Five consecutive years of falling home prices have created “household wealth destruction on par with America’s 2008 crash, except it’s still accelerating,” Bremmer added. “Consumer confidence, investment, and domestic demand have cratered with it. Beijing bet big that high-tech manufacturing would fill the gap left by a contracting property sector. Instead, state-driven investment has created massive overcapacity, and weak domestic demand means there aren’t enough buyers to absorb the excess production.”
One clear outcome of Beijing’s policy priorities is that too many Chinese firms are competing for a shrinking pool of domestic demand, forcing widespread price cuts to stay in business. “Margins collapse, forcing even well-run firms to cut wages and jobs to stay afloat,” Bremmer notes. “Workers spend less. Demand weakens further, so firms cut prices again. Meanwhile, debts grow harder to service with each turn of the cycle. Banks and local governments keep zombie firms alive — rolling over loans, protecting local champions — which keeps overcapacity entrenched.”

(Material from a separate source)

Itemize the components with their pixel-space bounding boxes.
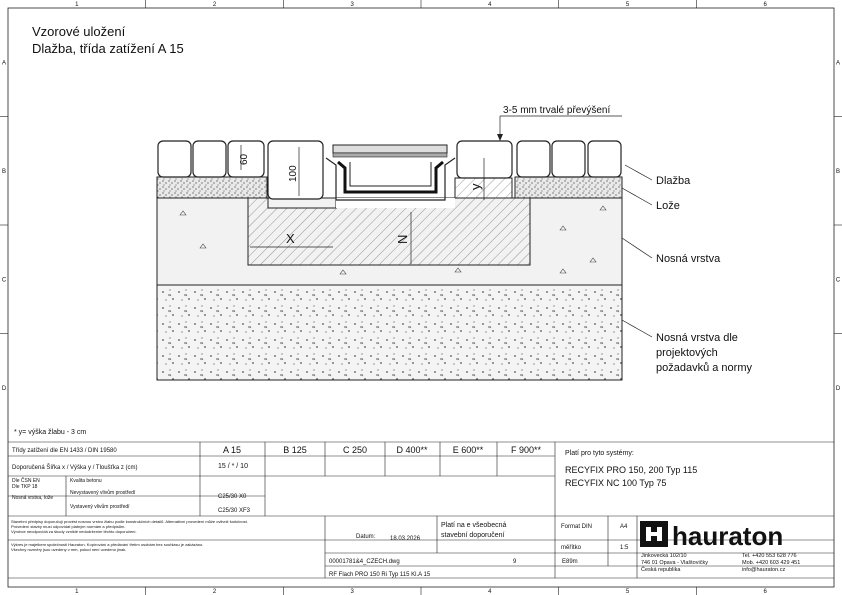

Former U.S. President Donald Trump’s 2025 tariffs on Chinese goods made the situation even worse, closing off a critical export market and forcing Chinese firms to choose between cutting prices to find new buyers outside the U.S. or absorbing the extra costs of transshipping goods through third countries to access American consumers. Either choice further squeezes corporate margins, and today more than a quarter of all listed Chinese firms are unprofitable, the highest share in 25 years, creating a self-reinforcing debt-deflation cycle, Bremmer concludes.
The core takeaway from decades of Japanese experience and current Chinese trends is that deflationary pressures can persist long after headline inflation turns positive, quietly eroding consumer and business confidence over time. This dynamic is why global markets are increasingly pricing in the possibility of monetary easing from the People’s Bank of China (PBOC) in the coming months – a move that would likely weaken the yuan and widen China’s already large trade surplus.
As Council on Foreign Relations economist Brad Setser puts it: “Of course, no one explicitly says they would welcome a bigger surplus. But if an international institution’s policy advice is monetary easing — to fight deflation — and fiscal consolidation because of off-balance-sheet risks, plus more exchange-rate flexibility, it is effectively advocating for the country to export its way out of its domestic troubles.”
Beijing has so far been reluctant to allow sharp yuan depreciation, for three key strategic reasons. A stable or slowly appreciating currency reduces the risk of offshore debt defaults among heavily indebted Chinese property developers. It also supports Xi’s long-term ambition to position the yuan as a credible alternative reserve currency to the U.S. dollar. Finally, it helps manage trade tensions with the second Trump White House, which remains highly sensitive to any policy that appears to give Chinese exporters an unfair competitive advantage.
Regardless of how 2026 unfolds for the Chinese economy, hopes that Xi’s administration has successfully defeated deflation could be heading for a sharp correction. Japan’s decades-long experience proves that even when headline economic data suggests reflation is gaining traction, the deeply entrenched deflationary mindset among households and businesses is extremely difficult to reverse.